Read the Plugin manual which you can fund here: https://docs.relevat.hu/supabase.js-bubble-plugin/setup/basic-setup
IMPORTANT: Make sure you take extra care that you do not leak your 'service_role' API Key and 'JWT Secret'. Under no circumstances you should use the 'service_role' API Key as the "Supabase Key" in the plugin settings.

1. Fill out both Public Keys in the plugin setting. This is an essential step for the Plugin to work properly. When the page loads, the Plugin will create a new Client so that it can communiate with Supabase. This is done for each element you put on the page, which is needed so we can construct the API calls to Supabase for Auth, Storage etc.

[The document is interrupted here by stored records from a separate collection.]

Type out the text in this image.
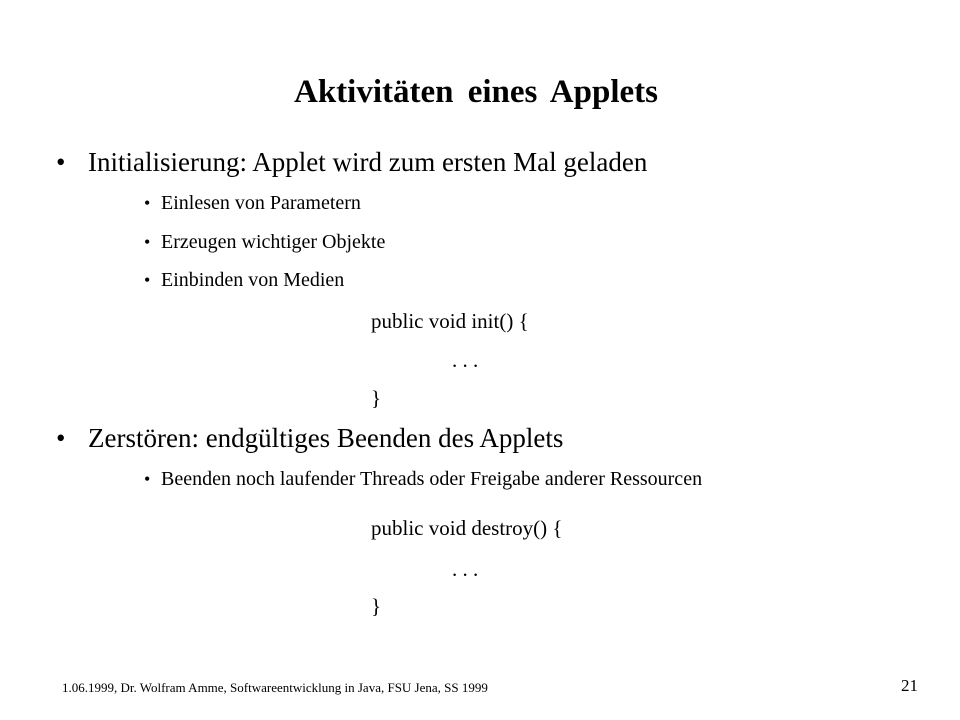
Aktivitäten eines Applets
• Initialisierung: Applet wird zum ersten Mal geladen
• Einlesen von Parametern
• Erzeugen wichtiger Objekte
• Einbinden von Medien
public void init() {
. . .
}
• Zerstören: endgültiges Beenden des Applets
• Beenden noch laufender Threads oder Freigabe anderer Ressourcen
public void destroy() {
. . .
}
1.06.1999, Dr. Wolfram Amme, Softwareentwicklung in Java, FSU Jena, SS 1999	21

Both your Project ID and Anon key will be pre-generated by Supabase when you create your project.

1.1. Supabase URL: A RESTful endpoint for querying and managing your database, which you can find in the API tab of your Supabase project Settings. The Supabase URL looks like this: https://YOUR-PROJECT-REFERENCE-ID.supabase.co. You can also find the project reference ID in /settings/general tab, however you need to input the full URL in this field.

1.2. Supabase Key: Your project's 'anon' key, which is needed to be sent with every API request, and it's used to determine "anonymous" access to your Database based on RLS. You can find it in the API tab of your Supabase project Settings. The 'anon' key is a JSON Web Token in itself, which will be used by Supabase to determine which data can the user access when they're not authenticated.

Here's a short video which explains the API keys a bit more in details: https://www.youtube.com/watch?v=v3Exg5YpJvE

NOTE: This Key is basically your Public API Key, it's safe to use that in the browser/client-side. You can also copy that key and decode here: https://jwt.io/ to get some additional information, and you can also verify the signature by copy-pasting your JWT Secret, which you can find right below your API keys. Please also note that if you generate a new 'JWT Secret' your current 'anon' API key will be invalid.

2. Put the Supabase Auth element on the page, and setup the relevant action, with your own design and UX. (More tutorials are coming)

3. Once Supabase Auth is configured correctly, you can use Supabase Data and Supabase Storage with properly setup Row Level Security Rules.

If you disabled RLS or you allow public access to your database, for example for Blogs, or other public data, the Supabase Data can work on its own, with just your 'anon' key.

Supabase Storage is a File Uploader element as well, so you can use it to upload files to your buckets. No need to use the native file uploader element, since this File Uploader won't upload the file automatically only via the "Upload File" action.